EAST PROVIDENCE, RI | Plastic grippers from a 3D printer and made with tribo-filaments from igus are 85 percent cheaper and 70 percent faster than most competitors currently being used in the packaging industry. 3D printing, one of the most impactful trends emerging in modern industry, allows for the single batches to become a reality and enabled for the personalized serial production of furniture, shoes, and watches, for example. The packaging industry can also benefit from additive manufacturing.
Since 2015, igus has been offering tribologically optimized 3D printing filaments for the Fused Deposition Modeling (FDM) process, specifically for the printing of wearing parts.
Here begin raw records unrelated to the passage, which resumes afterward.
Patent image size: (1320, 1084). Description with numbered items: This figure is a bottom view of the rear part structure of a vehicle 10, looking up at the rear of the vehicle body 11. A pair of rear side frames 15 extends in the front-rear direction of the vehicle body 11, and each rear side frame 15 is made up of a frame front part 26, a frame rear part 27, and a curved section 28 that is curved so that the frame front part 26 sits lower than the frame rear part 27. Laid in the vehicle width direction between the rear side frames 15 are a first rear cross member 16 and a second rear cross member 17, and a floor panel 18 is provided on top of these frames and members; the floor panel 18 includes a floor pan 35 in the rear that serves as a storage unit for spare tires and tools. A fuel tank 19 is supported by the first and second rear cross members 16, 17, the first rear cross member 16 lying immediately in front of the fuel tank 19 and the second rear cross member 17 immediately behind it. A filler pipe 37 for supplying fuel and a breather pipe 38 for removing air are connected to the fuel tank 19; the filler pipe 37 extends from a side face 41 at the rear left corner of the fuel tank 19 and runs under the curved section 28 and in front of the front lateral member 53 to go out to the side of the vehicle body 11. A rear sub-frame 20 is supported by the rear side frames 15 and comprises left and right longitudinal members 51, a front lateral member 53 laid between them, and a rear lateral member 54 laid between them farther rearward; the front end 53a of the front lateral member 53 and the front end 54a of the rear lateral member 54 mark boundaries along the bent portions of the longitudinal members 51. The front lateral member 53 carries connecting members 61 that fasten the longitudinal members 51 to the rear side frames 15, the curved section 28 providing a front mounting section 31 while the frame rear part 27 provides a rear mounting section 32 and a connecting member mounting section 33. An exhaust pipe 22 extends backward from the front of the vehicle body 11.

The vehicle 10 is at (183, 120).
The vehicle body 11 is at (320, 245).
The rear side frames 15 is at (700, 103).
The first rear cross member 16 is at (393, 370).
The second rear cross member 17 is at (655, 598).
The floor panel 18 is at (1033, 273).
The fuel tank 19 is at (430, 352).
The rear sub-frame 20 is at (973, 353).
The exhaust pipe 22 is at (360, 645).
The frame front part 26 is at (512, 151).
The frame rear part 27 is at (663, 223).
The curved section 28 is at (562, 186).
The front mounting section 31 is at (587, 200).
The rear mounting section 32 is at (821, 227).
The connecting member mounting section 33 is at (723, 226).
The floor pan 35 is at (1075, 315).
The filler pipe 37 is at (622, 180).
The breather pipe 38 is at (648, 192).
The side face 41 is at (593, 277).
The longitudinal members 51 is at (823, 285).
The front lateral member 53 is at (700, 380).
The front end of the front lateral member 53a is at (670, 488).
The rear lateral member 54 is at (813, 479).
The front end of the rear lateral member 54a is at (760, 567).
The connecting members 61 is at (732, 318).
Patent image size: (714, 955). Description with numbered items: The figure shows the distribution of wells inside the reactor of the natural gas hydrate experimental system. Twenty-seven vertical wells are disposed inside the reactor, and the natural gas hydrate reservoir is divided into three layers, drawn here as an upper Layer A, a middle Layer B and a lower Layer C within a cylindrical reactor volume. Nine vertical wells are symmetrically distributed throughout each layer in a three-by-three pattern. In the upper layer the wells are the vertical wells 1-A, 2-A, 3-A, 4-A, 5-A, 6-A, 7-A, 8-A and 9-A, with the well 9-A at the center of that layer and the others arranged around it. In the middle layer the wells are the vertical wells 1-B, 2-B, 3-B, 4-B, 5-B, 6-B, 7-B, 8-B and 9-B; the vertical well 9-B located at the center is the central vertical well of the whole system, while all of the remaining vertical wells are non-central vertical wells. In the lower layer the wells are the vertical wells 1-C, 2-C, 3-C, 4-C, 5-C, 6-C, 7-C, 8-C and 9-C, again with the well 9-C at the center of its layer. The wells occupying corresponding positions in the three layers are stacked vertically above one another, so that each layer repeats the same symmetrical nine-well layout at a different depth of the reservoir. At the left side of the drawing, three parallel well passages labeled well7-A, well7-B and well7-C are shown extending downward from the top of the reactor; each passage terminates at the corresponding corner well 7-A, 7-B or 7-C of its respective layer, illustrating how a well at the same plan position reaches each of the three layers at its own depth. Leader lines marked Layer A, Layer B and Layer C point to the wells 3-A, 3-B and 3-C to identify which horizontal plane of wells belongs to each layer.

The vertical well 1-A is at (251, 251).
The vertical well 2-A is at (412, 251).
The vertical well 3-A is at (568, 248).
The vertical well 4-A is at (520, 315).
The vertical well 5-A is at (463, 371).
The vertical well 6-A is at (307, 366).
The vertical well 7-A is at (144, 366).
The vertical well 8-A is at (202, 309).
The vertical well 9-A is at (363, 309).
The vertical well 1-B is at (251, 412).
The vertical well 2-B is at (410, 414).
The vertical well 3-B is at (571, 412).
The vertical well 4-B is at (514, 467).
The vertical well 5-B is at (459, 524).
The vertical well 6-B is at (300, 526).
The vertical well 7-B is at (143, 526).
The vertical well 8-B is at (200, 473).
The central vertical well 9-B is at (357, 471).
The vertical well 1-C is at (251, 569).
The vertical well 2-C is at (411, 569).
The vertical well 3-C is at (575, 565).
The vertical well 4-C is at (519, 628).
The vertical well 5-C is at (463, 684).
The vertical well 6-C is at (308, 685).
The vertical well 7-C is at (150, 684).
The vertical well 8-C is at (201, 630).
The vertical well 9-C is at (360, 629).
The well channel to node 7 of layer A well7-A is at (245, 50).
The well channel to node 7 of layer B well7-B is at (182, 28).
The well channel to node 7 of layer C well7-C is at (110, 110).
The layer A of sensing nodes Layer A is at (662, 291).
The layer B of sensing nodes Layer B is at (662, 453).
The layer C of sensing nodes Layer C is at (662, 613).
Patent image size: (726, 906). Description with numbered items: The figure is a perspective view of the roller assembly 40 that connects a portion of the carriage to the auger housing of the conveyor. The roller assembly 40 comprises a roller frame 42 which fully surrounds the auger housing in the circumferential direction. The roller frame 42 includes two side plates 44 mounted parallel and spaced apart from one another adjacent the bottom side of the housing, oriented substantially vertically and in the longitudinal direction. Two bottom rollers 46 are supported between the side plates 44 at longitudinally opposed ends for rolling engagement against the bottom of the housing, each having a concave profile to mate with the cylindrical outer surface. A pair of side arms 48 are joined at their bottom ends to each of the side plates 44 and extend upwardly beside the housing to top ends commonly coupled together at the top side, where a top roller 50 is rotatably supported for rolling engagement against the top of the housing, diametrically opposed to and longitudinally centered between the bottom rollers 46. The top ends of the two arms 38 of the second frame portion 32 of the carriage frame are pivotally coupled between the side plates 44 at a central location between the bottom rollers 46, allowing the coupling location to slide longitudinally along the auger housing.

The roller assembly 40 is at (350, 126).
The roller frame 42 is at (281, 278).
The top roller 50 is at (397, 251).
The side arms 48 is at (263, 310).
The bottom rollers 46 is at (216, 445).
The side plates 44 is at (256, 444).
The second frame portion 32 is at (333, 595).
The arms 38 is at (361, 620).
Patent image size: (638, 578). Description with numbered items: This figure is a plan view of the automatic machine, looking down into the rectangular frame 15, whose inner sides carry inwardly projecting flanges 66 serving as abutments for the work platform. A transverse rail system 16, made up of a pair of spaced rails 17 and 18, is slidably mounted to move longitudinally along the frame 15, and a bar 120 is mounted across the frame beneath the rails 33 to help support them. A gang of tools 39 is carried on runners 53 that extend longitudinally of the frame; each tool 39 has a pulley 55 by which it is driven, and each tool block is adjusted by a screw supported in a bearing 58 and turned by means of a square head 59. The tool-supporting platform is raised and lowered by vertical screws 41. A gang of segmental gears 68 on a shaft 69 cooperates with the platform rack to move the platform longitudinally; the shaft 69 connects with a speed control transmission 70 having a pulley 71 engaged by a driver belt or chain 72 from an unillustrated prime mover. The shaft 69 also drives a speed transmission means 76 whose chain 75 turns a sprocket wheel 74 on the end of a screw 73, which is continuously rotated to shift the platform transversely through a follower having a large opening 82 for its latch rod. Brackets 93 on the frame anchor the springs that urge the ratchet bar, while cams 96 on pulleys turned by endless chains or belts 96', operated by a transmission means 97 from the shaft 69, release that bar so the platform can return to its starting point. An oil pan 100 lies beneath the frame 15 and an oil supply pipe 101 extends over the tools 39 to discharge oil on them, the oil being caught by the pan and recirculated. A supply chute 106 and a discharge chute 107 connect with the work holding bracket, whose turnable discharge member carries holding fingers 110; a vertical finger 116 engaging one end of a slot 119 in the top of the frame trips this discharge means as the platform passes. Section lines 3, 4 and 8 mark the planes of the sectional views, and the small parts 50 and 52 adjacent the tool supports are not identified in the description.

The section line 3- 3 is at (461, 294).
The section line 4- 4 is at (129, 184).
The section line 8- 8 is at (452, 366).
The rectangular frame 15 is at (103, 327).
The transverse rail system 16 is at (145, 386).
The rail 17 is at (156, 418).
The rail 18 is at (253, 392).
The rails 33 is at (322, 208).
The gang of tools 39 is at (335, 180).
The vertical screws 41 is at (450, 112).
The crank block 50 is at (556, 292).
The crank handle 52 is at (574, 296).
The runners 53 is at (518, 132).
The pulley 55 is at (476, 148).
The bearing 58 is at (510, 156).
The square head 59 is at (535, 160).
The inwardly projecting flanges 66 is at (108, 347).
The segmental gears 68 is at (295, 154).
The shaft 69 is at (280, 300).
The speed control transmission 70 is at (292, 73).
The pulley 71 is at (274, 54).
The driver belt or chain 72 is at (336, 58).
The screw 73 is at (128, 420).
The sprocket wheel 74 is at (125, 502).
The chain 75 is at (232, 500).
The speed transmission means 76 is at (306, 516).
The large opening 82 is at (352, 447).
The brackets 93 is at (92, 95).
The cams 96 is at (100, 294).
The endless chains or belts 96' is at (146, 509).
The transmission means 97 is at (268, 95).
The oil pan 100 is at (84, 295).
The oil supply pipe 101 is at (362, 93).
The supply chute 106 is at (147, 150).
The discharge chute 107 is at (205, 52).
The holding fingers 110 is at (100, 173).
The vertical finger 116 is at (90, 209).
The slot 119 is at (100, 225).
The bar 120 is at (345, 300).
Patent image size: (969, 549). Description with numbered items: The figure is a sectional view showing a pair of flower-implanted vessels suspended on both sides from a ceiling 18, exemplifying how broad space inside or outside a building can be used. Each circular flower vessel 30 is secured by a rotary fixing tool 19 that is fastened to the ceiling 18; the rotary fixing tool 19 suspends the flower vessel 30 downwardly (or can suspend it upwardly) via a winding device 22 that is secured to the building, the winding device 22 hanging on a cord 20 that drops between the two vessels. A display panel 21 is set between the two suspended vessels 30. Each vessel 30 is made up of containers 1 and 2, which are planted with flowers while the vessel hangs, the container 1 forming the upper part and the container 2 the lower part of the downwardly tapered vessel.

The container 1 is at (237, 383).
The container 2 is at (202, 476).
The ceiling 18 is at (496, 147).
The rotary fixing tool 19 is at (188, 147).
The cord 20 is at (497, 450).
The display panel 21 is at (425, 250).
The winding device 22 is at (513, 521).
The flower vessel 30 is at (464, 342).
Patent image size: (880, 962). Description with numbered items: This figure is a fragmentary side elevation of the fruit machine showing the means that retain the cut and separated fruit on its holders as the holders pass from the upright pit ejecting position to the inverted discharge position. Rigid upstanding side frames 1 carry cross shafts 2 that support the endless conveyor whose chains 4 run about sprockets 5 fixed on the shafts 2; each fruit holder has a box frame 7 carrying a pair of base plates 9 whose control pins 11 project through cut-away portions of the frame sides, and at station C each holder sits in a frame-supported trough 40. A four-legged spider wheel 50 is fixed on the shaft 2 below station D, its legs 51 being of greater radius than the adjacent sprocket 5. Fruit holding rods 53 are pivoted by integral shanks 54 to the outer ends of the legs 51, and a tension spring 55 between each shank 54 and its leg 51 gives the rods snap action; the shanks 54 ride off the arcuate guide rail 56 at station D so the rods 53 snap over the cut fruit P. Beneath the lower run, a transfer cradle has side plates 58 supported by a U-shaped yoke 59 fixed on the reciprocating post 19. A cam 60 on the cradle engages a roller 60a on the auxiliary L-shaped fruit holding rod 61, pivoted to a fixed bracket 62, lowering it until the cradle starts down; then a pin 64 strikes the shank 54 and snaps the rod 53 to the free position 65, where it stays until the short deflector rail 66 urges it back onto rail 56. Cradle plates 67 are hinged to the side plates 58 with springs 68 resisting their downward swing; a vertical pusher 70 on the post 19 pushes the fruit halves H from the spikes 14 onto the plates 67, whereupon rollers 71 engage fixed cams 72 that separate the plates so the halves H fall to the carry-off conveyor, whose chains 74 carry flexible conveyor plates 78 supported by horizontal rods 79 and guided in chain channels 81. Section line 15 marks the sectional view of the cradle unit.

The filaments are made from self-lubricating iglide high-performance plastics and are optimized for wear and friction. Many companies have already had success using the igus tribo-filaments.
Companies that do not have 3D printers can have their individual wear-resistant parts printed directly at igus using the FDM process or selective laser sintering (SLS). For these cases, igus offers a 3D printing service.
Tribo-filaments can be obtained as a filament material, or alternatively as an already finished, ready-to-install printed component from the igus 3D printing service. The appropriate data is transferred online into the browser window in STEP format via drag and drop. Next, the required quantities are specified and a suitable material selected.
In the SLS printing process, igus can also produce complex special parts very quickly and even make components with a height of up to 300 millimeters, which could only be produced in mechanical or casting technology with much more elaborate processing and using expensive special tools.
Small batches of up to 500 units are being produced from the company’s own laser sintering material iglide I3 and the SLS material for gears iglide I6 within a very short time.